PER CURIAM:
Following his guilty plea conviction for illegal reentry after removal, Jose Rafael Carpio-Natividad was sentenced within the recommended guidelines range to 24 months of imprisonment. Carpio-Natividad argues that the district court erred by convicting, sentencing, and entering judgment against him pursuant to 8 U.S.C. § 1326(b)(2) based upon its determination that his 2014 conviction for assault/family violence in violation of Texas Penal Code § 22.01(b)(2)(A) was a crime of violence under 18 U.S.C. § 16 and thus was an aggravated felony under 8 U.S.C. § 1101(a)(43)(F). Relying primarily on Johnson v. United States, — U.S.-, 135 S.Ct. 2551, 192 L.Ed.2d 569 (2015), he argues that the definition of a crime of violence in Section 16(b) is unconstitutionally vague on its face. He further contends that this court cannot apply Section 16(b) in this case without violating due process.

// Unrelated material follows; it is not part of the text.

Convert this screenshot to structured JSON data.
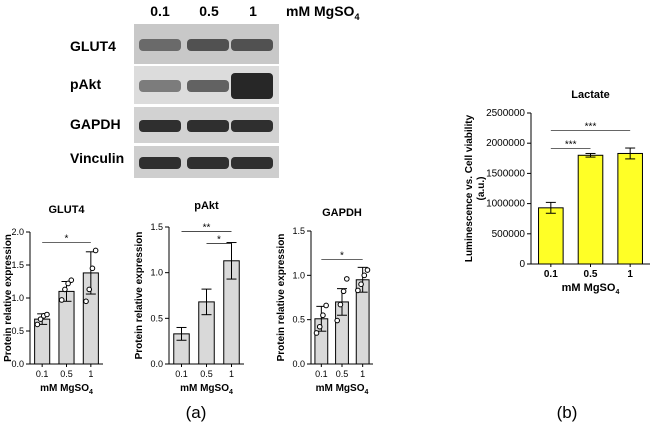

The Government has filed an unopposed motion for summary affirmance, urging that Carpio-Natividad’s challenge to Section 16(b) is foreclosed by our decision in United States v. Gonzalez-Longoria, 831 F.3d 670 (5th Cir. 2016) (en banc), petition for cert. filed (Sept. 29, 2016) (No. 16-6259). The Government is correct that Gonzalez-Longoria forecloses Carpio-Na-tividad’s facial challenge to Section 16(b) as well as, in this case, an as-applied challenge to Section 16(b). See id. Accordingly, the motion for summary affirmance is GRANTED, and the district court’s judgment is AFFIRMED. The Government’s alternate motion for an extension of time to file a brief is DENIED.
Pursuant to 5th Cir. R. 47.5, the court has determined that this opinion should not be published and is not precedent except under the limited circumstances set forth in 5th Cir. R. 47.5.4.
. Carpio-Natividad also argues that his Texas assault/family violence conviction is not a crime of violence under Section 16(a). We need not reach this issue given that the conviction qualifies as a crime of violence under Section 16(b).
. The recent grant of certiorari by the United States Supreme Court on the issue of whether Section 16(b) is unconstitutional in light of Johnson in Lynch v. Dimaya, — U.S. -, 137 S.Ct. 31, 195 L,Ed.2d 902 (2016), does not alter the analysis. This court is bound by its own precedent unless and until that precedent is altered by a decision of the Supreme Court. See Wicker v. McCotter, 798 F.2d 155, 157-58 (5th Cir. 1986).